Как рассказал Петр Романович, еще в ходе сосредоточения подразделения начали 2-недельную подготовку по программе «Приобретения боевого опыта» по прохождению небольших брошенных кишлаков, засады, усиление охраны маршрута, действия в составе дежурных сил и т.д. Вскоре были проведены боевые операции в составе полка в зеленой зоне Чарикара, Джабальусарадж, и, наконец, по освобождению ущелья Горбанд. После чего батальоны майоров Пудина и Пазина, прикрывая авангардный батальон (группа захвата — усиленный батальон капитана Королева) и главные силы, по гребням захваченных высот Куна-Бела и Кухнадех вошли в ущелье Панджшер. Это была третья попытка наших войск овладеть Панджшером.
— Один из самых известных полевых командиров моджахедов — Ахмад Шах Масуд — несколько раз выходил со мной на связь. И это несмотря на то, что со мной на задания всегда выезжали три машины — перехват связи. Но его невозможно было вычислить. Перехватчики не слышали Ахмад Шаха Масуда, но он говорил со мной.

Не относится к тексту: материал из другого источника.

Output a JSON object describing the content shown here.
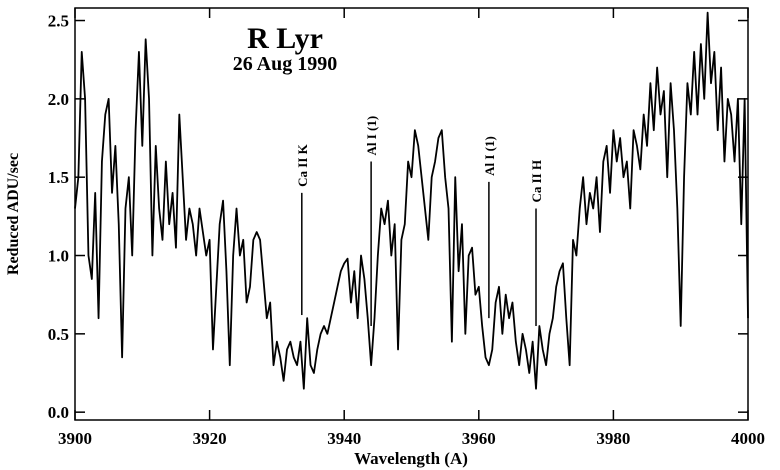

О том, чтобы мы повременили на сутки со своей операцией, дав возможность крестьянам посеять хлеб, или просил дать время, чтобы вывести людей из боевых точек. Но на самом деле это было хитростью. Он таким образом демонстрировал, что видит меня и следит за каждым нашим шагом, — отметил Петр Романович.
— Думаю, война в горах совсем непростое дело. Наверное, тяжело было?
— Было непросто. Сложный горный рельеф Гиндукуша изобиловал множеством пещер, расположенных иногда в несколько ярусов. В долинах — система киризов и подземных ходов. Буквально вся территория в наших минах (одиночных), минных полях от прошлых заходов наших войск, схем которых ни у кого не было. К этому добавлялось и минирование местности на маршрутах продвижения полка бандформированиями: ловушки, растяжки, мины-сюрпризы и т.д. Батальоны, действовавшие в горах Гиндукуша, иногда натыкались на ледник. Это на высоте 1300 м, а на высоте 1600-1900 м — сплошной ледник. Веревок страховочных, ледорубов, вообще горного снаряжения, — не было. Мы использовали инструмент ЗИПа машин, поэтому продвижение иногда замедлялось, что вызывало гнев старших начальников. Мне пришлось привыкать к словам: «перестаньте малодушничать», «отдам под трибунал» и т. д. Противник не способен был сдерживать давление батальонов 682-го полка, так как все его попытки тут же пресекались мощным огнем. У Ахмад Шаха Масуда не было сил сдержать нас. Он мог только изредка наносить удары по одиночным машинам или солдатам. Подразделения он видел, но боялся их трогать и уходил, используя сложный рельеф, туда, куда мы его гнали, спасаясь бегством, — вспоминает Петр Суман.